2% of U.S. Export Income Comes From Selling Blood

The United States is a major exporter of many different resources, but one market segment is surprisingly large: blood.

Mint Press News has published an analysis of the blood market and how it is expected to grow, as demand for blood plasma increases worldwide.

According to data from Comtrade, a project of the United Nations Statistics Division, human and animal blood exports for medical purposes made up 2.3 percent of the country's export value in 2017 (the most recent year data has been made available). A total of $28.6 billion was made in that year from blood exports.

Tubes of human blood samples
Tubes of human blood samples in a rack Bet_Noire / Getty Images

A forecast from Market Research Engine has that number rising to $44 billion by 2024.

The United States is a major exporter of blood plasma, the straw-colored liquid that makes up the majority of the blood's volume. Extracts from that fluid is used for numerous medical purposes--including immunoglobulins to fight infection, and albumin that is used to repair burns.

European companies like Grifols and Octapharma operate many of these clinics, along with Pennsylvania-based CSL. They pay between $20 and $50 per donation and ship plasma to countries like China and the Netherlands for additional processing.

Blood and plasma are collected disproportionately from the country's poorest communities. According to a study published in the American Journal of Public Health, donation clinics are five to eight times more likely to be located in census tracts designated as high-risk.

Many countries have banned paying individuals for donations of blood plasma. Of the approximately 1,000 plasma donation centers around the world, 700 are in the United States. The country also has fewer restrictions on how often people can donate, maxing out at twice per week.

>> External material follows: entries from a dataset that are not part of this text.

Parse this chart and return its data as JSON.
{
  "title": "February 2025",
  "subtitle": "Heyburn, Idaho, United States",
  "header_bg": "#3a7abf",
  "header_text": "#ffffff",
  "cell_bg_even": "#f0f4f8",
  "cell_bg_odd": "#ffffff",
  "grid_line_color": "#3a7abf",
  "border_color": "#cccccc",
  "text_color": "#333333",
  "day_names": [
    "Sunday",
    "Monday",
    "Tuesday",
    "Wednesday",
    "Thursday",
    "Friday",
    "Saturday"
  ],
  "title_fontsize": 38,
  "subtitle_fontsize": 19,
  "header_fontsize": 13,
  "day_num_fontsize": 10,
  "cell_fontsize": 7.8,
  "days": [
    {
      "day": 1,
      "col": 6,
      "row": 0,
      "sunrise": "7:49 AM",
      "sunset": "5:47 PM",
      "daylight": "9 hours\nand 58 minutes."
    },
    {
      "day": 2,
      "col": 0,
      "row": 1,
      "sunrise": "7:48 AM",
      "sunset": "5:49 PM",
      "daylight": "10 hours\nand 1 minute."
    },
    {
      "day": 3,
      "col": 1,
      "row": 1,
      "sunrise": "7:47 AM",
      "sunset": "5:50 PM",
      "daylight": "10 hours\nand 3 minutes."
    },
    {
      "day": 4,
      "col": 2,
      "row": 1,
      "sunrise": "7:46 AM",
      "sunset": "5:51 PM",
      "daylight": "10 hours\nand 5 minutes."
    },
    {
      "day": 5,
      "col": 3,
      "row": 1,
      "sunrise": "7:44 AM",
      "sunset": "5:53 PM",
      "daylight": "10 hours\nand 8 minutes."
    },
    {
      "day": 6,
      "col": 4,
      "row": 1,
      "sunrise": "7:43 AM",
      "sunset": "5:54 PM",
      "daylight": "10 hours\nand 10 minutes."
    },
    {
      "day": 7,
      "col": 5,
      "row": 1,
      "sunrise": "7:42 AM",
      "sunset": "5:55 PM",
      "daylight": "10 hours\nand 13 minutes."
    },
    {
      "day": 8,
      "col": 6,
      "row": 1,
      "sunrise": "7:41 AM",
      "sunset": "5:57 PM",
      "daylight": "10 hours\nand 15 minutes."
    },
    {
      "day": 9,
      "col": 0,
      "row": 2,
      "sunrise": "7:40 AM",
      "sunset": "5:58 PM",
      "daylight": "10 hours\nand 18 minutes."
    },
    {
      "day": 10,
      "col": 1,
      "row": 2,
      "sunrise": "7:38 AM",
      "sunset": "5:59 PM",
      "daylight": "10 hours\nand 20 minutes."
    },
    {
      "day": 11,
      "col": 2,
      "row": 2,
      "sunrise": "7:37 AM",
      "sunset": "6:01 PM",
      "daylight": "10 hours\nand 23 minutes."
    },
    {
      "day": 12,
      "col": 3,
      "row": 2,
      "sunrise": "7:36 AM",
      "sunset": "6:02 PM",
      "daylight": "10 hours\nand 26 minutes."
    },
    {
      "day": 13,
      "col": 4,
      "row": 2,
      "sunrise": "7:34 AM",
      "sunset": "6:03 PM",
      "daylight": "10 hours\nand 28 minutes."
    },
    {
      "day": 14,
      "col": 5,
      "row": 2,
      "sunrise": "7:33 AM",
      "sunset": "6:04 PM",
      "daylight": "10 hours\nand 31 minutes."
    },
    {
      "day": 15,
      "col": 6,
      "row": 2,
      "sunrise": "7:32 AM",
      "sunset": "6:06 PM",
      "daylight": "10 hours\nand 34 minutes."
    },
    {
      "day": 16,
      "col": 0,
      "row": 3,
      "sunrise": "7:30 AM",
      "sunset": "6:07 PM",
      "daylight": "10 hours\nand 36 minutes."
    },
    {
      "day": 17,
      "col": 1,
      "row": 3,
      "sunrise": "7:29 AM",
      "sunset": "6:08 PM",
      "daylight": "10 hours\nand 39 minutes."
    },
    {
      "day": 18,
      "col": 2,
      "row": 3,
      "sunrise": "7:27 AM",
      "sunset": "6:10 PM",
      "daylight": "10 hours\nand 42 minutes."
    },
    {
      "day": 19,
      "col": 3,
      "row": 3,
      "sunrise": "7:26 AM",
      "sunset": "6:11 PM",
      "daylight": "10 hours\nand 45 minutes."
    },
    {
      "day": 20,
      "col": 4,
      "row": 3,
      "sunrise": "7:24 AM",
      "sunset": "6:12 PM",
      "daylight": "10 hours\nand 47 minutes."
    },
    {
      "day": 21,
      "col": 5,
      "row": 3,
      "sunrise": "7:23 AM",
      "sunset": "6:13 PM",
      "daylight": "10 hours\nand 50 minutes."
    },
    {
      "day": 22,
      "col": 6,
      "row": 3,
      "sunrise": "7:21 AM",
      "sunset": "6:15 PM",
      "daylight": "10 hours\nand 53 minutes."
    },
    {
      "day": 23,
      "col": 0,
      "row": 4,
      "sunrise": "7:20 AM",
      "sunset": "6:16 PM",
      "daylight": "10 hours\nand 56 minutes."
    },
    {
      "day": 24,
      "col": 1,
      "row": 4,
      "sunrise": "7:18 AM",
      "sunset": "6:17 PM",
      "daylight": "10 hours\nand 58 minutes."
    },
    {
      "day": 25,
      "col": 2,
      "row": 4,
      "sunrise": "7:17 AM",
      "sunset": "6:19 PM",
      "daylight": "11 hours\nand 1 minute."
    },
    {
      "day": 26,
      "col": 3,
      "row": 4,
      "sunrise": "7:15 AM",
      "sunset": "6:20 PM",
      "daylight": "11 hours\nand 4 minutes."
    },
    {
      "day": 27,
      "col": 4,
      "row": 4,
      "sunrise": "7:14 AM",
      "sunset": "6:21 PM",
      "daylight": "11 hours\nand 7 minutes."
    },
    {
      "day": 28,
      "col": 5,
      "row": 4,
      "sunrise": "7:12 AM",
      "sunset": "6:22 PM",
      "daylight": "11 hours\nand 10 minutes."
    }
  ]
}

Studies have found that frequent blood and plasma donations can take a toll on a donor's health. A 2018 study from Case Western University found that 70 percent of donors had experienced negative side effects from giving blood.

Apparently blood companies don't just target low-income U.S. citizens. In October, ProPublica released an investigation that revealed thousands of Mexicans are crossing the southern border on temporary visas to sell their plasma.

The report revealed the existence of at least 43 donation centers along the border. Employees at five of them provided estimates that 60 percent to 90 percent of their donors were Mexican citizens on temporary visas, many of whom used donating plasma in the United States as their only source of income.